1. the first ionization energy of Ca is greater than the first ionization energy of K, but the second ionization of Canis lower than the second ionization energy of K. Explain.

2. Compare the hybridization of the sulfur atom in the molecules SF_2, SF_4, and SF_6

3. Assign formal charges to each atom in NH_4^+, SO_3^-2, and XeF_2

Answer 1

1)

in calcium there are two paired electrons in 3s^2 orbital it is stable configuration so more energy is needed to remove an electrons from Ca. but in K there is only one unpaired electron present in 3s orbital so less amount of energy is required.

but the second ionisation energy of K is more than Ca. the reason is that in K+ ion it achieved octet configuration got nobel gas Ar . so we cannot easily remove electron from K+ ion .

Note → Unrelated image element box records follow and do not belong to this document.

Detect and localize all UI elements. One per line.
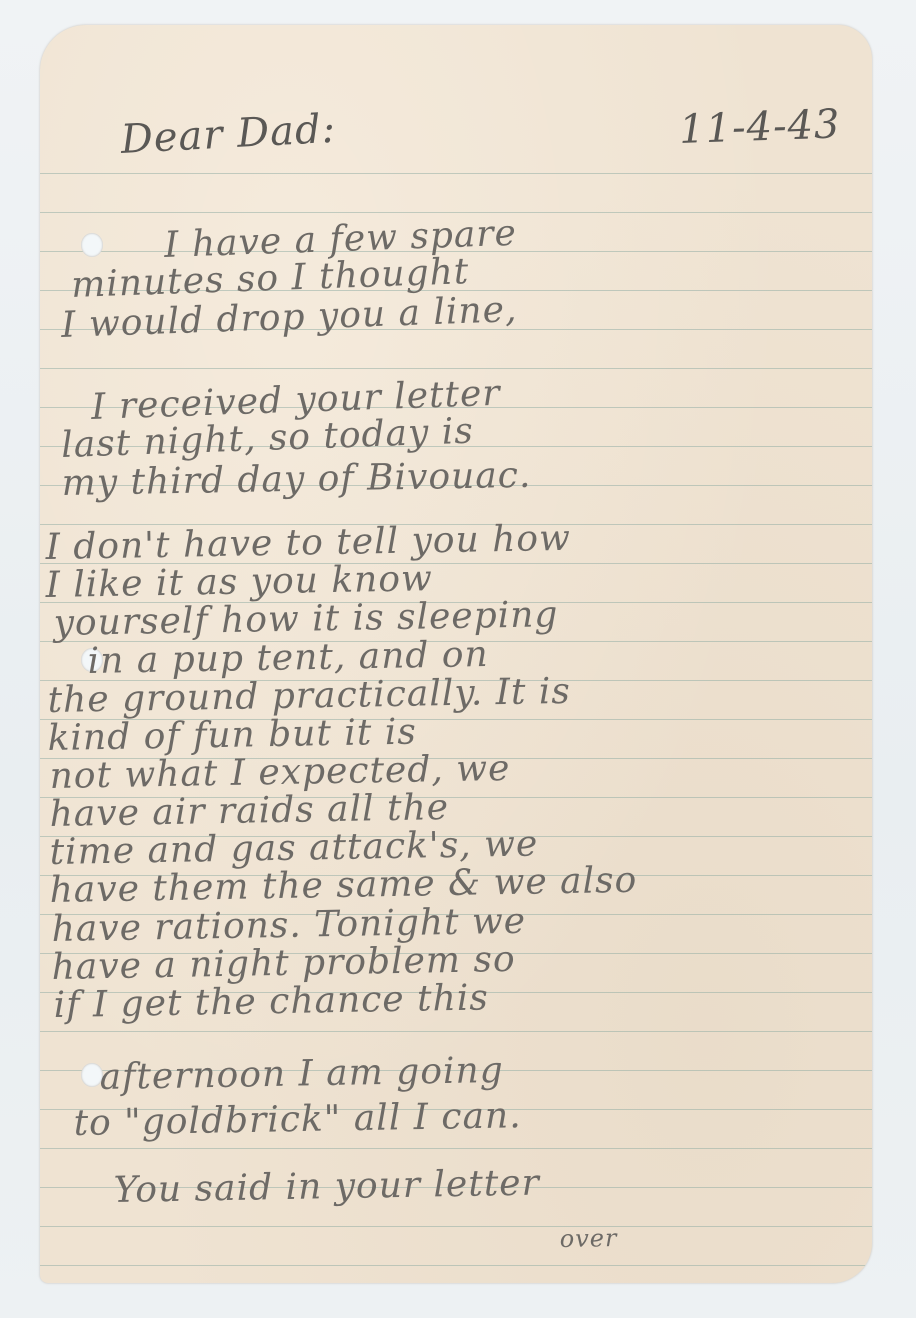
rule-line xyxy=(40,1148,872,1149)
rule-line xyxy=(40,1265,872,1266)
letter-line: to "goldbrick" all I can. xyxy=(73,1095,522,1144)
letter-line: You said in your letter xyxy=(113,1163,540,1211)
letter-line: if I get the chance this xyxy=(53,977,489,1026)
rule-line xyxy=(40,173,872,174)
rule-line xyxy=(40,212,872,213)
rule-line xyxy=(40,1226,872,1227)
rule-line xyxy=(40,368,872,369)
letter-date: 11-4-43 xyxy=(678,101,841,153)
continued-over-note: over xyxy=(560,1224,618,1253)
letter-line: my third day of Bivouac. xyxy=(61,455,531,504)
rule-line xyxy=(40,1031,872,1032)
letter-page: Dear Dad: 11-4-43 I have a few spare min… xyxy=(40,25,872,1283)
punch-hole xyxy=(81,233,103,257)
letter-line: afternoon I am going xyxy=(99,1050,504,1098)
salutation: Dear Dad: xyxy=(120,106,338,163)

2) SF2 ------------------> Sp3 hybridization

     SF4 -------------------> Sp3d

     SF6 ------------------> sp3d2

hybridization = central atom valency + monovalnet atoms / 2

suppose in SF2

hybridization = 6 + 2 / 2 = 4 (sp3)

3)

NH4+

formal charge of N = +1

formal charge of all H = +1

SO3-2 .

formal charge of S = 0

formal charge of one O = 0

formal charge of two O's = -1

XeF2

formal charge of F = 0

formal charge of Xe = 0